La révolution de la distribution bancaire
Pendant longtemps, certains ont prédit que le secteur bancaire subirait un choc industriel comparable à celui de la sidérurgie des années 2000.
Il n'en a rien été : les banques sont, plus que jamais, indispensables au fonctionnement de l'économie, au recyclage de l'épargne et à sa canalisation vers le financement des collectivités publiques.
Ces mêmes banques font d'ailleurs face à des défis multiples qui relèvent de la gestion de leur rentabilité dans un contexte de taux d'intérêt bas et d'atonie économique.
Mais la véritable révolution des banques se situe au niveau de leurs modes de distribution et de collecte de l'épargne.
L'abondance de cette dernière ne justifie plus exclusivement des réseaux denses d'agences physiques alors que les modes de distribution par Internet s'assouplissent et se popularisent.
Les banques traditionnelles qui effectuent une migration vers la banque en ligne, et centrent leur stratégie sur la transportabilité de la relation bancaire au travers de différents canaux (agences, tablettes, etc.), seront des acteurs évidemment incontournables du paysage bancaire. Toutes s'efforcent d'étançonner leur offre de service par une seconde marque et des comptes (ou des canaux) digitaux.

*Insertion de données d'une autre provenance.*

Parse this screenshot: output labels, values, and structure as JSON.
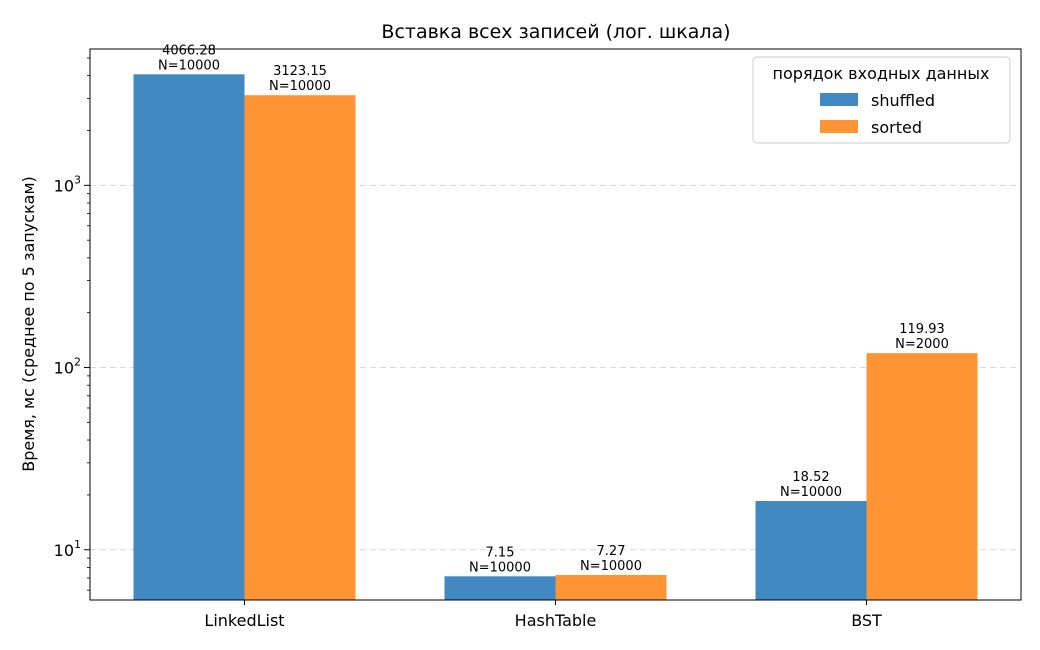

Pourtant, il faut regarder plus loin : alors que le débat porte souvent sur la nécessité (légitime) de garder un ancrage physique au travers d’un réseau d’agences, des établissements bancaires opèrent de manière exclusivement digitale, au prix d'une palette de services plus réduite : ce sont les opérateurs de cartes de crédit et certains circuits de type Paypal.
Certes, ces dernières sont manufacturées et distribuées par des établissements classiques. Il n'empêche que Visa, MasterCard et American Express sont des relations bancaires fondées sur la mobilité géographiques de leurs titulaires.
De qui ces opérateurs vont-ils se rapprocher demain ?
Probablement des entreprises qui combinent une alimentation permanente du profil de leurs clients et la géo-localisation. Il s'agit de Facebook, Google, Amazon etc.
Ces entreprises permettront de rapprocher la proximité logique et physique de leurs clients/adhérents tout en offrant une capacité de modélisation de leurs profils. Ce sont donc des candidats idéaux à un rapprochement avec des banques, à l'instar des entreprises de téléphonie. On pourrait d'ailleurs imaginer des congruences inattendues : une entreprise de téléphonie qui s'allie à un fournisseur de contenu (Amazon, Google, EBay, etc.) pour offrir un service financier.
A mon intuition, le monde bancaire est à l'aube d'une révolution qui sera d'une envergure comparable au basculement informatique des années septante.
Les banques conserveront bien sûr s'indispnsables et efficaces réseaux d'agences physiques mais on verra peut-être apparaître des plateformes mondiales qui sécrèteront de gigantesques économies d'échelle.
Les vaisseaux-amiraux de la finance seront peut-être des entreprises qui ne sont pas des banques aujourd'hui.
Une chose est certaine : La révolution d'Internet n'a pas encore commencé.